Most of success is causality, and as you get more successful, you realize that there's a hell of a lot of chance that's outside your control. Sure, you can minimize that by practicing hard, treating people well, constantly learning, looking to be very valuable, working hard, executing, focus, looking to understand the field you're in...
...but then, you can't help but noticing that some amazing people don't break through, and some lesser lights do, and you're sitting there pondering this.
So to answer your question, "How can I start to feel like I deserve my wealth and success?"
It's pretty easy. You remember that deserve's got nothing to do with it.

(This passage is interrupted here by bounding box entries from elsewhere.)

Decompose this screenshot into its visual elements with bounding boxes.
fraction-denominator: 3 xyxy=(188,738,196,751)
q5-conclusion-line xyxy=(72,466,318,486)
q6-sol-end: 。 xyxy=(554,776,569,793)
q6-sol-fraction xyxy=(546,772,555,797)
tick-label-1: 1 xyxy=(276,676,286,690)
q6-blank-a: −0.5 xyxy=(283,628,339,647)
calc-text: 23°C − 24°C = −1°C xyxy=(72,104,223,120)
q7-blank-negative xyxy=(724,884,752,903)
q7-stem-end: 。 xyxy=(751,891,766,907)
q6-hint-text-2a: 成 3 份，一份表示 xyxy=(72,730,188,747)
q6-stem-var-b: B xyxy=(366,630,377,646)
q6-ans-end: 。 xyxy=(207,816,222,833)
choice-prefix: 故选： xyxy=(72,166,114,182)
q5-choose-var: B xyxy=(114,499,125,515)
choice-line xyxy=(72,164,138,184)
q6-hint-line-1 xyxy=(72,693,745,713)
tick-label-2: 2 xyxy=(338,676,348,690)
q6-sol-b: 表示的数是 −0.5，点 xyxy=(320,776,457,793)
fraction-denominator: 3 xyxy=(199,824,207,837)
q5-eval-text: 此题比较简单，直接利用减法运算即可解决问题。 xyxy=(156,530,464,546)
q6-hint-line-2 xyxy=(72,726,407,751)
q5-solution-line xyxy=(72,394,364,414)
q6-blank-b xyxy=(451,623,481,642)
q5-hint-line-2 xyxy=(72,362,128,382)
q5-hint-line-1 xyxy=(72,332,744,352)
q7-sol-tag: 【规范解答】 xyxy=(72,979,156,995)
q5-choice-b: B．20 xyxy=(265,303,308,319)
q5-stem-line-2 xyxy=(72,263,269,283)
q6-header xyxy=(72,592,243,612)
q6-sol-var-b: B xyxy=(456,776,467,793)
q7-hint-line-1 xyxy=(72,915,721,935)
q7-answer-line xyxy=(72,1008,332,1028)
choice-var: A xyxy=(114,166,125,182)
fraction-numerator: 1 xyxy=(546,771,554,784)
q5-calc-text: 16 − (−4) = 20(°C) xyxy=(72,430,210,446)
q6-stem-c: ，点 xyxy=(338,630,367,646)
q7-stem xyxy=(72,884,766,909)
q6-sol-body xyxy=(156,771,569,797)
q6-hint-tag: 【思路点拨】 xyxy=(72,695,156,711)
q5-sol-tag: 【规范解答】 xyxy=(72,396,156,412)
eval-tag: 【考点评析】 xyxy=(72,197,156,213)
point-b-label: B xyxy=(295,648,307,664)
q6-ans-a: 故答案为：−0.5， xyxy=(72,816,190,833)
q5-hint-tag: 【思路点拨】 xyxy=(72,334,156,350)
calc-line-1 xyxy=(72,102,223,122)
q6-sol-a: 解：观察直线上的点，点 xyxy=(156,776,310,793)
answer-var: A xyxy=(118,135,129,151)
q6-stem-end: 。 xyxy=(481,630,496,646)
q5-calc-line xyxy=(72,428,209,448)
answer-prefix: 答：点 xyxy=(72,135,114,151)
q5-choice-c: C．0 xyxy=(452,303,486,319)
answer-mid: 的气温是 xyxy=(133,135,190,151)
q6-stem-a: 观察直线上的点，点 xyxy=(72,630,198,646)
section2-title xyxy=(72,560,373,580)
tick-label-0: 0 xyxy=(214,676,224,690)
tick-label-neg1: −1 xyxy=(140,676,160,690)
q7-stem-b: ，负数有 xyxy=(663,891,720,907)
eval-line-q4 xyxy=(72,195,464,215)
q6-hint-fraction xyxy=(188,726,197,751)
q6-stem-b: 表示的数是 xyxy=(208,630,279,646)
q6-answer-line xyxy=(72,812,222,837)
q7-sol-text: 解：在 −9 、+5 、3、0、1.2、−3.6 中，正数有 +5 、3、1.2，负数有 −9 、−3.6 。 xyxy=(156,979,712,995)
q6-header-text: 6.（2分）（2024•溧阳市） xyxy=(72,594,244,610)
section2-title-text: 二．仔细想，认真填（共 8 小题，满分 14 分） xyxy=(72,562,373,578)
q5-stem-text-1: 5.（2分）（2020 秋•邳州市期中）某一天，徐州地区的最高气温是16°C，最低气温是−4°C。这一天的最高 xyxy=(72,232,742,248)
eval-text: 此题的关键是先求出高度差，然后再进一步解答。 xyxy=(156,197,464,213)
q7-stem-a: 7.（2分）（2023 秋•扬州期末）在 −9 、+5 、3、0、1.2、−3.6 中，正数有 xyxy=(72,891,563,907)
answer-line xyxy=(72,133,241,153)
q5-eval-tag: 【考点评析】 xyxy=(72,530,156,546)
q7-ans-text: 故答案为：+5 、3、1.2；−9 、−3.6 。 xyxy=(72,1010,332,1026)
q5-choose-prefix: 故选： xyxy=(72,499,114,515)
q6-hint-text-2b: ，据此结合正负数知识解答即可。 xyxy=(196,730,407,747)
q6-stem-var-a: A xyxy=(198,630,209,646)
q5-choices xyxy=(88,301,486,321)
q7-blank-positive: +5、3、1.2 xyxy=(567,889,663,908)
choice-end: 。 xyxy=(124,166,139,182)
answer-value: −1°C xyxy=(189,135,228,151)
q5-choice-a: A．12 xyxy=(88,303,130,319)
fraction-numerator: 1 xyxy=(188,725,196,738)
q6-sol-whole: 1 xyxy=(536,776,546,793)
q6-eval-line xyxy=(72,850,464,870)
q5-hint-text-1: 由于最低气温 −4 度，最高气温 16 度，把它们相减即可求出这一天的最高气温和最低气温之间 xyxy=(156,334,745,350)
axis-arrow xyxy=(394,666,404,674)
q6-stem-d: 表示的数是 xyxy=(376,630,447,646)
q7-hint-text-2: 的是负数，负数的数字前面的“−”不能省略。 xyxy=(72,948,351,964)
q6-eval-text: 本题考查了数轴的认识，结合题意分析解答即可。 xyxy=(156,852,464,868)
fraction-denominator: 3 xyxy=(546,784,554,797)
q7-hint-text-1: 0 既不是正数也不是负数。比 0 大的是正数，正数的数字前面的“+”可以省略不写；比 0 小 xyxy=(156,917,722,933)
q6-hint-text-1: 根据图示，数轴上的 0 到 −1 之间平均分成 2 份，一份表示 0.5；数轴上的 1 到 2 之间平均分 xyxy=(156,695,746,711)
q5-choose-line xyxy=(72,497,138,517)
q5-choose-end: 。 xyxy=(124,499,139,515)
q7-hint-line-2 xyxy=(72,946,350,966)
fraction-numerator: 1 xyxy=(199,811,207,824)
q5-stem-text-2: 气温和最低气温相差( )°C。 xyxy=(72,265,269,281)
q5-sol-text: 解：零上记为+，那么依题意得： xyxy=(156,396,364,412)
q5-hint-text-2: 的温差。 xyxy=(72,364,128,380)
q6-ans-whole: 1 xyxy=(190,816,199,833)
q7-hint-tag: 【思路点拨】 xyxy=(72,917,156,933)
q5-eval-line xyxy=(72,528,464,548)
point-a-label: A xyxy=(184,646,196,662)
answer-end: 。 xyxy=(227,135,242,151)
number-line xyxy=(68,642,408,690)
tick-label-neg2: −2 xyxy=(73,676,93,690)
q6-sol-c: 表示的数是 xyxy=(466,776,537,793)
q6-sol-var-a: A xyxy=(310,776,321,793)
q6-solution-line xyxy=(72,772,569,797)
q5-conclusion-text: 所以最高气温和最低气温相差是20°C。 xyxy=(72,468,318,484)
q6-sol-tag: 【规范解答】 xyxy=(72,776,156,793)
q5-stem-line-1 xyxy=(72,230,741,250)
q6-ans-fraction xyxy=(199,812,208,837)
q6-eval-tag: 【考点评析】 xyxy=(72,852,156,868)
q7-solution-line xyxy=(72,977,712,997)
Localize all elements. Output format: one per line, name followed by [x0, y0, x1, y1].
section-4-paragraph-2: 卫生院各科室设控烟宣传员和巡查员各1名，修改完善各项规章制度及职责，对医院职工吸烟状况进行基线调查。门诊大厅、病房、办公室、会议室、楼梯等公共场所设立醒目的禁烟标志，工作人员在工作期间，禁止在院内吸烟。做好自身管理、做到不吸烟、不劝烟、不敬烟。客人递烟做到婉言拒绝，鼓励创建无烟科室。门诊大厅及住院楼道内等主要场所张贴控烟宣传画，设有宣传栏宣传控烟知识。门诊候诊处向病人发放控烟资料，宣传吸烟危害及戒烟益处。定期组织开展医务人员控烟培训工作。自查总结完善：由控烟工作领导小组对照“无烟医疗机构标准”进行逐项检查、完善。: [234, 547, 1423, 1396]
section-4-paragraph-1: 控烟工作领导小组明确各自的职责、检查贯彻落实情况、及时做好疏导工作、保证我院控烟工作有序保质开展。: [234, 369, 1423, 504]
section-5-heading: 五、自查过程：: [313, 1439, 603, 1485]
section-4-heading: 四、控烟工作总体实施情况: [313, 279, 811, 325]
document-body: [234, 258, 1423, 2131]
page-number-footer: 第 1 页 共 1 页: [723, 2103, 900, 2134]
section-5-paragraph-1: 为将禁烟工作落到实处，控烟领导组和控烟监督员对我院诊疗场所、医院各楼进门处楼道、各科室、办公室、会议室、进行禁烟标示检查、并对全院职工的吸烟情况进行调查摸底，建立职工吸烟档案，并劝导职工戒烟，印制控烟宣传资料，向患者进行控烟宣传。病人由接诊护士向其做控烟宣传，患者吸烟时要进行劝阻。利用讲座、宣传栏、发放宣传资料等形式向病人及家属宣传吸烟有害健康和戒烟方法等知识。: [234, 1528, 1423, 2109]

Or at least, less than you'd think. The emotion, customs, and feelings -- which are normal and quite common, by the way -- have not so much to do with why you broke through and became successful.
Really. You're wealthy because you did some of the right things, and some forces that could have broken this way or that way broke in your favor.
I dare say that you could even dissolve the question -- do you need to feel like you deserve your success to be happy and do what's meaningful to you?
It might be a strange and crazy question but really, think on it for a moment.
You're where you're at materially right now, not because of any morality, ritual, or custom. You took some actions (honing your writing craft, writing, editing, promoting) and you became successful through a mix of your own actions and forces outside your control breaking the right way for you.
Now, you want to be happy and effective going forwards.
Is, "Do I deserve this?" even a useful question for you to think and meditate on? Or can you keep your eye on the ball that matters to you. Questions like, "How do I keep improving my writing craft? How do I keep delighting my readers? How do I be the best spouse I can be? How do I treat people well? How do I keep learning and growing? What do I find meaningful in the world, and how do I do more of that?"
Your ethics, morality, and values are key to you. But there's 10,000 philosophical, moral, and ethical questions you could obsess over. I dare say there's a right answer to, "Do I deserve my success?' -- which is to stop thinking about it, realize that deserve's got nothing to do with it, and to move on to weightier questions that will guide your pen and footsteps and moving forwards.